The swivel points for the front wheels are actually satellite dish clamps (rejects from a company
where I used to work). They feature vertical tubes through which 12mm threaded rods are
inserted to form the king-pins of the front half-axles. The front wheels (sourced from a carboot sale) are attached to the king-pins with the help of U-shaped brackets formed from 30mm x
5mm steel strips, drilled to take the centre wheel fixings and with steering rods welded onto
them.
The steering itself consists of a rotating drum on which (when steering) a cable from one front
steering rod is wound, whilst the cable on the opposite side of the front axle is unwound. It is
very simple, fast acting, with the oldest kid (Tonika) racing through the test slalom at fantastic
speed. It does however need some modification as, due to the nature of the geometry, one cable
(on the unwinding side) is slack at full lock. This is (relatively) well remedied through the fitting

of a track rod connecting the left and right steering rods. However, I am considering using a
Trabant steering box for next summer. The steering drum turns in bearings located in a metal
housing which is bolted through lugs to the front brace. I have no idea what this housing was
originally for probably part of some farm machine or other.

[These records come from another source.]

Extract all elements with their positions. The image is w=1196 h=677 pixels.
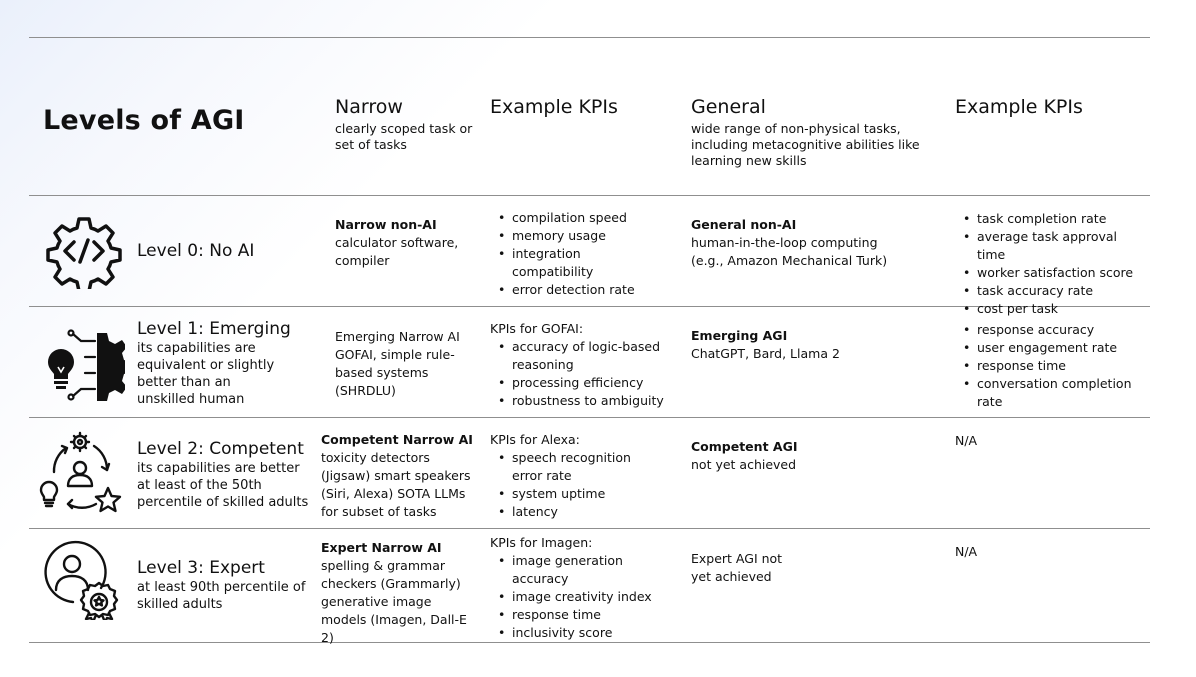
row1-narrow	[335, 328, 465, 400]
bottom-divider	[29, 642, 1150, 643]
list-item: • integration compatibility	[490, 245, 660, 281]
expert-badge-icon	[41, 540, 123, 620]
row1-kpi-general	[955, 321, 1145, 411]
row0-kpi-narrow	[490, 209, 660, 299]
row3-general	[691, 550, 801, 586]
row3-narrow-text: spelling & grammar checkers (Grammarly) generative image models (Imagen, Dall-E 2)	[321, 558, 467, 645]
level-2-title: Level 2: Competent	[137, 439, 304, 459]
row0-narrow-text: calculator software, compiler	[335, 235, 459, 268]
list-item: • image creativity index	[490, 588, 665, 606]
row1-general	[691, 327, 906, 363]
list-item: • worker satisfaction score	[955, 264, 1145, 282]
list-item: • inclusivity score	[490, 624, 665, 642]
list-item: • robustness to ambiguity	[490, 392, 665, 410]
row3-kpi-intro: KPIs for Imagen:	[490, 535, 593, 550]
row1-general-text: ChatGPT, Bard, Llama 2	[691, 346, 840, 361]
row0-general-text: human-in-the-loop computing (e.g., Amazon Mechanical Turk)	[691, 235, 888, 268]
row3-kpi-general: N/A	[955, 544, 978, 559]
level-1-title: Level 1: Emerging	[137, 319, 291, 339]
header-general-title: General	[691, 96, 766, 118]
row0-general	[691, 216, 906, 270]
row2-kpi-narrow	[490, 431, 670, 521]
row2-general	[691, 438, 906, 474]
header-kpi-narrow: Example KPIs	[490, 96, 618, 118]
row1-kpi-narrow	[490, 320, 670, 410]
row2-general-bold: Competent AGI	[691, 439, 798, 454]
header-kpi-general: Example KPIs	[955, 96, 1083, 118]
list-item: • response accuracy	[955, 321, 1145, 339]
list-item: • response time	[955, 357, 1145, 375]
gear-code-icon	[46, 213, 122, 289]
header-narrow-title: Narrow	[335, 96, 403, 118]
top-divider	[29, 37, 1150, 38]
header-narrow-sub: clearly scoped task or set of tasks	[335, 121, 473, 152]
header-narrow	[335, 96, 480, 153]
list-item: • response time	[490, 606, 665, 624]
row2-narrow-bold: Competent Narrow AI	[321, 432, 473, 447]
list-item: • cost per task	[955, 300, 1145, 318]
list-item: • task completion rate	[955, 210, 1145, 228]
row2-kpi-general: N/A	[955, 433, 978, 448]
level-3-block	[137, 558, 317, 613]
list-item: • accuracy of logic-based reasoning	[490, 338, 665, 374]
row2-narrow	[321, 431, 481, 521]
list-item: • image generation accuracy	[490, 552, 665, 588]
row1-narrow-text: Emerging Narrow AI GOFAI, simple rule-based systems (SHRDLU)	[335, 329, 460, 398]
list-item: • latency	[490, 503, 665, 521]
list-item: • processing efficiency	[490, 374, 665, 392]
level-3-desc: at least 90th percentile of skilled adults	[137, 580, 306, 612]
level-0-title: Level 0: No AI	[137, 241, 255, 261]
header-general-sub: wide range of non-physical tasks, including metacognitive abilities like learning new skills	[691, 121, 920, 168]
row1-kpi-intro: KPIs for GOFAI:	[490, 321, 584, 336]
row2-general-text: not yet achieved	[691, 457, 797, 472]
row0-general-bold: General non-AI	[691, 217, 797, 232]
header-general	[691, 96, 931, 169]
row2-kpi-intro: KPIs for Alexa:	[490, 432, 580, 447]
row2-narrow-text: toxicity detectors (Jigsaw) smart speakers (Siri, Alexa) SOTA LLMs for subset of tasks	[321, 450, 471, 519]
list-item: • user engagement rate	[955, 339, 1145, 357]
list-item: • error detection rate	[490, 281, 660, 299]
level-3-title: Level 3: Expert	[137, 558, 265, 578]
row1-general-bold: Emerging AGI	[691, 328, 788, 343]
list-item: • compilation speed	[490, 209, 660, 227]
level-1-desc: its capabilities are equivalent or slightly better than an unskilled human	[137, 341, 275, 407]
list-item: • average task approval time	[955, 228, 1145, 264]
level-1-block	[137, 319, 317, 408]
level-2-desc: its capabilities are better at least of the 50th percentile of skilled adults	[137, 461, 309, 510]
page-title: Levels of AGI	[43, 105, 245, 136]
list-item: • speech recognition error rate	[490, 449, 665, 485]
row0-narrow-bold: Narrow non-AI	[335, 217, 437, 232]
header-divider	[29, 195, 1150, 196]
level-2-block	[137, 439, 317, 511]
row-divider-3	[29, 528, 1150, 529]
row3-kpi-narrow	[490, 534, 670, 642]
row0-kpi-general	[955, 210, 1145, 318]
row0-narrow	[335, 216, 475, 270]
row3-general-text: Expert AGI not yet achieved	[691, 551, 783, 584]
row3-narrow-bold: Expert Narrow AI	[321, 540, 442, 555]
lightbulb-gear-icon	[47, 327, 125, 403]
row-divider-2	[29, 417, 1150, 418]
cycle-person-icon	[38, 430, 124, 518]
list-item: • task accuracy rate	[955, 282, 1145, 300]
list-item: • system uptime	[490, 485, 665, 503]
row3-narrow	[321, 539, 476, 647]
list-item: • memory usage	[490, 227, 660, 245]
list-item: • conversation completion rate	[955, 375, 1145, 411]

The rear half-axles consist of frames welded (please do not study my welding too critically - I
am an amateur) from 30mm x 4 mm steel strips with cross-pieces for bracing and for locating the
brake callipers. The frames include welded lugs to hold the rear wheels (taken off an old kids's
bike).
The brake callipers were among the few items bought specially for the kart old-fashioned
items, cheap and simple to fit and set up. The cables run (from the left wheel under the chassis,
and from the right wheel along the side of the chassis) to the brake pedal on the floor. The pedal
is fashioned from various bits and pieces of metal plate, linkage from an old tractor diesel pump,
etc, etc. There is a foot brace bolted to the floor on the left. This is made from a piece of bent
galvanized metal sheet.
The steering wheel is a belt pulley, from a decommissioned Whirlpool washing machine, and
wrapped with foam pipe lagging. It is very comfortable to hold almost F1-like.
The seat is made from an old 1960s chrome-framed chair, minus legs, with a plywood seat and
back. The seat has three adjustable positions but we left it in its middle position according to the
middle child (Ondra) and the shortest kid (Stzka) used a cushion on the backrest. We put it right
back for "adult testing" but our knees were up to our ears (and our eyes wide open with fear).